Impressions of Eden: beginnings

Eden is where we began. Archaeologists have unearthed worked beads, engraved ochre and bone tools that place anatomically modern humans with a sense of self awareness, in the Eastern Cape about 160 000 years ago - long before the cave artists of Lascaux in France were painting their caves with horses 35 000 years ago. (Previously believed to be the first evidence for "modern" human behaviour.) The theory goes that prevailing ice-age conditions resulted in the disappearance of humans everywhere except on Eden's fertile and diverse coast where small bands of them were able to exploit marine and plant life and not only survive, but flourish and re-populate the world with their newly acquired, less specialised way of life.

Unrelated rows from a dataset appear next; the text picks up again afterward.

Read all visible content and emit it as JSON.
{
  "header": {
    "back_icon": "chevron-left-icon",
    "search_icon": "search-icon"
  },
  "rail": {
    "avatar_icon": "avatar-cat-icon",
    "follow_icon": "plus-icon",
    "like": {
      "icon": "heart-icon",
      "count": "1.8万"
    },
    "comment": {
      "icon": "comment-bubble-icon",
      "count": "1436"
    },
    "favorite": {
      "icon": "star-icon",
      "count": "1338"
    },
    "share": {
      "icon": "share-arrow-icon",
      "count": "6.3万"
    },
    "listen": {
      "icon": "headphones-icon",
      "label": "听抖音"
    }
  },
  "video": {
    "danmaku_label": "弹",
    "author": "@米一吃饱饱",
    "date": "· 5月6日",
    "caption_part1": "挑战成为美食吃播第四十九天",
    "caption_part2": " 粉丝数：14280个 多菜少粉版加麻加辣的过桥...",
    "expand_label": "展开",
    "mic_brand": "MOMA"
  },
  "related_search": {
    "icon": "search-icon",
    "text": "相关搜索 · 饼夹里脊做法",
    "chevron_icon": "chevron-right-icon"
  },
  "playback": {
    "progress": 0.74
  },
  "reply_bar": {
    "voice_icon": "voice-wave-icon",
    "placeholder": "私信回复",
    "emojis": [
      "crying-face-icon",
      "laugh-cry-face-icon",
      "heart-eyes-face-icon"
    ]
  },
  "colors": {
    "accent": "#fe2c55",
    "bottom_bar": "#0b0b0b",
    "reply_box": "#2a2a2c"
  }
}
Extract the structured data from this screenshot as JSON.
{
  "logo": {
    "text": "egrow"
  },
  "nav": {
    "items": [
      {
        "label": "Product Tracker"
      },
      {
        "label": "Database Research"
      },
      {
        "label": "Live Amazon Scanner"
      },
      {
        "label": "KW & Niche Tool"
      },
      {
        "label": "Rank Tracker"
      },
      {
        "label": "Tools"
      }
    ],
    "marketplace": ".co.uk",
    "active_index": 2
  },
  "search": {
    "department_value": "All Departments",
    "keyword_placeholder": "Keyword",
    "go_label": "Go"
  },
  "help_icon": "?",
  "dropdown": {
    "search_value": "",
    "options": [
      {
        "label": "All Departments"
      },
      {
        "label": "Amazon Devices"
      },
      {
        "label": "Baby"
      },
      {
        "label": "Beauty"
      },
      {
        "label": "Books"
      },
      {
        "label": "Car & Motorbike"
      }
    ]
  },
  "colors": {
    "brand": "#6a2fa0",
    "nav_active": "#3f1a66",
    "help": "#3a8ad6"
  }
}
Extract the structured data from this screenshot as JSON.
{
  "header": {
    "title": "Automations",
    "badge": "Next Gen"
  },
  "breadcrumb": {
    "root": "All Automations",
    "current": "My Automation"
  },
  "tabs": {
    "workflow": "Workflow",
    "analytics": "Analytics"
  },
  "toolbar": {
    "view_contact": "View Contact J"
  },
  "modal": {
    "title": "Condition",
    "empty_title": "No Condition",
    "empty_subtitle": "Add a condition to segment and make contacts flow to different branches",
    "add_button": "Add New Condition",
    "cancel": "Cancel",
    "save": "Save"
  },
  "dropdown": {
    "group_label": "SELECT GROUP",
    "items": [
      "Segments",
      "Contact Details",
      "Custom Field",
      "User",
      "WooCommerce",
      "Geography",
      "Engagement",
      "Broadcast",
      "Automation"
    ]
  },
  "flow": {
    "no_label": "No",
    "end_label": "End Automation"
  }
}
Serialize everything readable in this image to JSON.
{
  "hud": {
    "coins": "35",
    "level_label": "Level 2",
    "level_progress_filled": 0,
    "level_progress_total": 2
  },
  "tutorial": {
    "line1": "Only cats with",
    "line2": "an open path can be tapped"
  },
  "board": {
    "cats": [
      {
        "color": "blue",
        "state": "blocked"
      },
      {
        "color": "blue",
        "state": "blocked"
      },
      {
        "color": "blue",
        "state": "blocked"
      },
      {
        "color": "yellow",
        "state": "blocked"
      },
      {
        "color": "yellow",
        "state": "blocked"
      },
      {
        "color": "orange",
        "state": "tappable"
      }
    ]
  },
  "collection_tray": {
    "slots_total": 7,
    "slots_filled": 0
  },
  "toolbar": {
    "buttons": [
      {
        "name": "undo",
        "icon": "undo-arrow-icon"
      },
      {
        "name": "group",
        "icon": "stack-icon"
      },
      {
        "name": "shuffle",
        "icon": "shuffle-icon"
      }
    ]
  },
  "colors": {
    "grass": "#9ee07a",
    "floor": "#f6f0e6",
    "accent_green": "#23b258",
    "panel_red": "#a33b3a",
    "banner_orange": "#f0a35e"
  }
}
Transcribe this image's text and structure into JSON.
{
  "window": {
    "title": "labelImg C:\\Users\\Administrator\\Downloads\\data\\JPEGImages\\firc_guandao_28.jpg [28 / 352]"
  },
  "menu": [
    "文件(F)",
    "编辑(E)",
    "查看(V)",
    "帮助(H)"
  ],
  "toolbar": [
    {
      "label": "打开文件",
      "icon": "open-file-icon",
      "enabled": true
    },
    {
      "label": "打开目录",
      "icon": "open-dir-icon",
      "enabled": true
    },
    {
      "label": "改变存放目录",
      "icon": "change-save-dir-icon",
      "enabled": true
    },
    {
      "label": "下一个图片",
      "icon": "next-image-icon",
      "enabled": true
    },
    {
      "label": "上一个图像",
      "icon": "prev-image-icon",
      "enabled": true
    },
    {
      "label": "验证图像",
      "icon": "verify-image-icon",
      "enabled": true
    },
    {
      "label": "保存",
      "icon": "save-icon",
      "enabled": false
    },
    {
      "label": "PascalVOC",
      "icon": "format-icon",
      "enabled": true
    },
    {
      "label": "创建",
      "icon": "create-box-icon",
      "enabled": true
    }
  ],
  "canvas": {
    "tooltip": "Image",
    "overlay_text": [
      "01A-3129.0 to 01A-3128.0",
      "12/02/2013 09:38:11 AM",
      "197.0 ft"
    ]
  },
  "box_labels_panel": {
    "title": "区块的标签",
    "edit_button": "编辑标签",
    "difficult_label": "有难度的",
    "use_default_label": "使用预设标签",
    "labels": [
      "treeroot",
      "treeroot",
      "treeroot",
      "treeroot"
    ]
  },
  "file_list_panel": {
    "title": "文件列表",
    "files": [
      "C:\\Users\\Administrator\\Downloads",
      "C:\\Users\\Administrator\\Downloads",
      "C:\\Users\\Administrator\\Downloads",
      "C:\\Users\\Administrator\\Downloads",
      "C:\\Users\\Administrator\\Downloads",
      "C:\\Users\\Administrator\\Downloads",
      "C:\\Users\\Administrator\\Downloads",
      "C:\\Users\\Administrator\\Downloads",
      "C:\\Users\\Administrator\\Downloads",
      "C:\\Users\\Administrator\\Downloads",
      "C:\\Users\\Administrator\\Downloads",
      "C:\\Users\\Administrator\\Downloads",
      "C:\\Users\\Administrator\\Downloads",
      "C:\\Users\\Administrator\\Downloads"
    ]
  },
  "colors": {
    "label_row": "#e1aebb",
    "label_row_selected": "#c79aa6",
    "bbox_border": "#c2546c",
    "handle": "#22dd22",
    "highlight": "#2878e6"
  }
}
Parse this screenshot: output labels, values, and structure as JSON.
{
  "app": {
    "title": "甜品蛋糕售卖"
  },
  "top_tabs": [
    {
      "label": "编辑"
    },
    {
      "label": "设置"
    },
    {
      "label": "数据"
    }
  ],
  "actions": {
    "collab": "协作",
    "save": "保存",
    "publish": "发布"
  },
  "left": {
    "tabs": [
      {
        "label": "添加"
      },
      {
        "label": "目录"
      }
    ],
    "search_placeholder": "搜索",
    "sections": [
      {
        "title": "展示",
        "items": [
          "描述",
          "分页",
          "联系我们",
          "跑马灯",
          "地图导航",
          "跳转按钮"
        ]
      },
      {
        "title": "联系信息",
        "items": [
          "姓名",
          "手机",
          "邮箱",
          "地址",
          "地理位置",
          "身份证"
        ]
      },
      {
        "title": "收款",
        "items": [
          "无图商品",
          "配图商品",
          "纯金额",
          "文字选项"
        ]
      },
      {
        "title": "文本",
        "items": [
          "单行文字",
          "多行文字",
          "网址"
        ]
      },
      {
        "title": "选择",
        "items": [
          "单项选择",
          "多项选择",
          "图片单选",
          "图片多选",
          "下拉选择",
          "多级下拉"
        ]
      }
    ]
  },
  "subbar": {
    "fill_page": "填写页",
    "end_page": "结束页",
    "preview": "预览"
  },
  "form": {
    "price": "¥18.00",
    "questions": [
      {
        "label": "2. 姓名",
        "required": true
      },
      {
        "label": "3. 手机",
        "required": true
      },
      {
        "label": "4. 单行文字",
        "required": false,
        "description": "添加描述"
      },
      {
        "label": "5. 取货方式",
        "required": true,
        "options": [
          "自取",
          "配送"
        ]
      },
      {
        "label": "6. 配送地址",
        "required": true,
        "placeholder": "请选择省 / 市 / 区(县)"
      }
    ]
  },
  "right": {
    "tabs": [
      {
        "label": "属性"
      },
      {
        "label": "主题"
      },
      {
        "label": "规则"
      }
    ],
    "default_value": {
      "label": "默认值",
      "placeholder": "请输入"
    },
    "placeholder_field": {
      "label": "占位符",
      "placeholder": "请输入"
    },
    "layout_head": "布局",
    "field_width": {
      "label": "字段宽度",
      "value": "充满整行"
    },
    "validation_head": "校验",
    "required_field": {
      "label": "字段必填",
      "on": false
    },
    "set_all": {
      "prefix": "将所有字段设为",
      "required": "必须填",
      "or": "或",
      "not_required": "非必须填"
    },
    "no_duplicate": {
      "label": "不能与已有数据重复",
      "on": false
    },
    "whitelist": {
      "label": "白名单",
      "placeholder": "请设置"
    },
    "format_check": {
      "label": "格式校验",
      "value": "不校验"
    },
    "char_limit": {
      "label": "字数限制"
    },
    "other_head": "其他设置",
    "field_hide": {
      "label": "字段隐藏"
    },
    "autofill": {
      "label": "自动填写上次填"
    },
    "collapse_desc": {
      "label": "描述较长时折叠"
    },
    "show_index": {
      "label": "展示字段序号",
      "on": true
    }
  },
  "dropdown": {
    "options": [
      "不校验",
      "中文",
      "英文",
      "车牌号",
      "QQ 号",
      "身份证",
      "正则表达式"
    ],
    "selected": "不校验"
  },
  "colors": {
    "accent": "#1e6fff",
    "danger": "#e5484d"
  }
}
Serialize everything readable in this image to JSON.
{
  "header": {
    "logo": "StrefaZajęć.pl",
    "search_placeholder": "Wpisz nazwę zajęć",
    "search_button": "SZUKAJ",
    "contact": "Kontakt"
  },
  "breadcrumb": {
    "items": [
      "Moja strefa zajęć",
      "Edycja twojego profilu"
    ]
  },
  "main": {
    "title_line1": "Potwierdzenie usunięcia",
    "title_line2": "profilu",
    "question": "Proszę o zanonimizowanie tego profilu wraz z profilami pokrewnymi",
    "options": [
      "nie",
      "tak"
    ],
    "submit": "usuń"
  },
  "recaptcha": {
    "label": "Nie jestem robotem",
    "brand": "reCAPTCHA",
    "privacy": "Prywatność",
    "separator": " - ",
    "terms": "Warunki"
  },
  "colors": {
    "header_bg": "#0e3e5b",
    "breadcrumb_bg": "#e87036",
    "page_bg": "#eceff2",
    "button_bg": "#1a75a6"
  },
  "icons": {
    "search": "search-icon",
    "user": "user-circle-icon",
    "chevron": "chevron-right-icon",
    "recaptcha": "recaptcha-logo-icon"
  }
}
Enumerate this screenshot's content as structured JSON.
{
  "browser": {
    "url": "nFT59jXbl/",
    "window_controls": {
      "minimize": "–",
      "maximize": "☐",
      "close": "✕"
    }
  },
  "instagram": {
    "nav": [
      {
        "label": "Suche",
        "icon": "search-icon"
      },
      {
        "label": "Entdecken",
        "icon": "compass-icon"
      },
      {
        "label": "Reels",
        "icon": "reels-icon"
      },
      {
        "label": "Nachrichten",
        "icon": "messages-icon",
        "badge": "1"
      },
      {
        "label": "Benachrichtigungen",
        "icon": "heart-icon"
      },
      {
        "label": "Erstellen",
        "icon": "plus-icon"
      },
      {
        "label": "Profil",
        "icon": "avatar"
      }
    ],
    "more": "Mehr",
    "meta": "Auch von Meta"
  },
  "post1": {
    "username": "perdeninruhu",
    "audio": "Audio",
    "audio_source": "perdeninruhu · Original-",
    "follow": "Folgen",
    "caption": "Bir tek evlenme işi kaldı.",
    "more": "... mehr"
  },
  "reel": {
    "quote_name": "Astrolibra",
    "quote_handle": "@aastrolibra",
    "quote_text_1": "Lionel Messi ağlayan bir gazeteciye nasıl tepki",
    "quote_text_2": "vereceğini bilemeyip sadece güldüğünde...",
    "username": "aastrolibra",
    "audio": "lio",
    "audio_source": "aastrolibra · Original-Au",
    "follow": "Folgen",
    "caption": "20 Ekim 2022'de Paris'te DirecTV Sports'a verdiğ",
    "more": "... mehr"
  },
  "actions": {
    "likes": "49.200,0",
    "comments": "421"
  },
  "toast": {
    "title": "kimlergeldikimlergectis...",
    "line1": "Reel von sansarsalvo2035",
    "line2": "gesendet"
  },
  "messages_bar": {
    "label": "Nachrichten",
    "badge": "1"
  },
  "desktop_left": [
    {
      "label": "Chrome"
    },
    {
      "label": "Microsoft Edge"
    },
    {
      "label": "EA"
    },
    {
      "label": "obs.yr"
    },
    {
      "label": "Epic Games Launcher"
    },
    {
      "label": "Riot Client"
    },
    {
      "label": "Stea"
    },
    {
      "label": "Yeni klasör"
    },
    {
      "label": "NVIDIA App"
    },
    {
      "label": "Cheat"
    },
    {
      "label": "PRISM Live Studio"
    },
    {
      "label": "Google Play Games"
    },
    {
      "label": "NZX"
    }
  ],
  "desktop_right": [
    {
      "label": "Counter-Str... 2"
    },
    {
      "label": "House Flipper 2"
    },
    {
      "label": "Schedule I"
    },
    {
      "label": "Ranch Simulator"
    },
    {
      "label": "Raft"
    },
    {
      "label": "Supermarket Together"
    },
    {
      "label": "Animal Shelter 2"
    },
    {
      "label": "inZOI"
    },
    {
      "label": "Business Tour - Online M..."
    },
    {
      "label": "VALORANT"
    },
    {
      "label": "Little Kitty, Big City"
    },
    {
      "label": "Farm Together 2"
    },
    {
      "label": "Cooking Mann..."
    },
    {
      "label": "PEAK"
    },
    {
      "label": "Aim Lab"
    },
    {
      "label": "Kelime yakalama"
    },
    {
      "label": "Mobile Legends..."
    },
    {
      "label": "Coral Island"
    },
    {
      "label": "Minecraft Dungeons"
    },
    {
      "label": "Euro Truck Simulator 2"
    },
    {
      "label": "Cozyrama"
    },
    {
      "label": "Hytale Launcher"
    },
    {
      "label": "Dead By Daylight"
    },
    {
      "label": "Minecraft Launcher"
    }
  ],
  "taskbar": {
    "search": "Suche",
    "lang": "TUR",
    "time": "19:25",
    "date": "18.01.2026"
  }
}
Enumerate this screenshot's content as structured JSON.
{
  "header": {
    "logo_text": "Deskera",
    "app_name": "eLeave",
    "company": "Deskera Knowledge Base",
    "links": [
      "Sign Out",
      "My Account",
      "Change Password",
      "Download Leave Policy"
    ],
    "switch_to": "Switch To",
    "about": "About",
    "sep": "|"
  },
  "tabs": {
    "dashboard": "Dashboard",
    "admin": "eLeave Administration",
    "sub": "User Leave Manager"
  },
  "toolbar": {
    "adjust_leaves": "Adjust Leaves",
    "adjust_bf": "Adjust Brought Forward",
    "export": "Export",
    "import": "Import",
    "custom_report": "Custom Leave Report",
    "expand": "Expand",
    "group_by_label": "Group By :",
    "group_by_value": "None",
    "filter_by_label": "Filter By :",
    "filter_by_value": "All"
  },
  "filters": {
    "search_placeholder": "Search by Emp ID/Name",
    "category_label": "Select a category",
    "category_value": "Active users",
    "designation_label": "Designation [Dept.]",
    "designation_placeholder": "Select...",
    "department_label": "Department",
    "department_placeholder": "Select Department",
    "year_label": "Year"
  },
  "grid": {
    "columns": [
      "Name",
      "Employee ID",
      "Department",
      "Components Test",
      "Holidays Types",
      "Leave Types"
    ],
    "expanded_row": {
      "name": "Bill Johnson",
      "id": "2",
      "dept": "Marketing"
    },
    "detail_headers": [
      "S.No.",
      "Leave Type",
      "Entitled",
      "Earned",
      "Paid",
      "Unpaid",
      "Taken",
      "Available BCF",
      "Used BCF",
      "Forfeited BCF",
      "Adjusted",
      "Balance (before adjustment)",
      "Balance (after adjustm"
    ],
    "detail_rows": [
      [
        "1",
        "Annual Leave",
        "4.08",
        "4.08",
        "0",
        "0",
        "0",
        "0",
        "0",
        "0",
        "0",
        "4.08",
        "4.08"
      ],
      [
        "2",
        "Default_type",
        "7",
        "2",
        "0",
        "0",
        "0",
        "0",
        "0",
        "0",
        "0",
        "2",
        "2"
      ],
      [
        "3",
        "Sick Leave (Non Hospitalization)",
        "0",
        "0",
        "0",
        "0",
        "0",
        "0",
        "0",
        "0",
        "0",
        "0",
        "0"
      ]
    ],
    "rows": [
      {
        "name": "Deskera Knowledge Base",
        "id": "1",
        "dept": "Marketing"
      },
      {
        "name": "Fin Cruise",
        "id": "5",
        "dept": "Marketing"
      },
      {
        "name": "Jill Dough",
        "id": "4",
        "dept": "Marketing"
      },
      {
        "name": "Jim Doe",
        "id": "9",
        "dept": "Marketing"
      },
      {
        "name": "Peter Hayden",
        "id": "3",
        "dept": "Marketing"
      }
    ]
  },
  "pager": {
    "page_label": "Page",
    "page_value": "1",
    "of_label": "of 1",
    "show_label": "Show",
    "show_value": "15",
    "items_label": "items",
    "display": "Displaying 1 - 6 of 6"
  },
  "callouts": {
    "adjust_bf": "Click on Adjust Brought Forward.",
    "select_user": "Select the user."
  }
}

Having read Shirley Pierce and Richard Cowling's wonderful book East of the Cape: Conserving Eden in which they mention the Kap River Nature Reserve (pages 10 and 144) near the Great Fish River, I was keen to visit it when we had a few days of timeshare holiday in Port Alfred - the heart of the Eastern Cape's unique thicket vegetation. Sadly, a flooding Kap River had ravaged the roads in the reserve in early June, and judging by the roads around, road repair is not the Ndlambe Municipality's strong point. The reserve is shut and is likely to remain so for a while yet. We paid a visit to the Great Fish Point Lighthouse (closed because it was a public holiday and we hadn't phoned ahead) and then drove down a little side road next to the Fort D'Acre Nature Reserve along the edge of the Great Fish River mouth - a strange place indeed with its rabbit warren of holiday shacks in the dunes.Back home in Port Alfred, we found lots of these large and impressive Green Wood Orchids (Bonatea speciosa) growing around our chalet in the coastal dunes.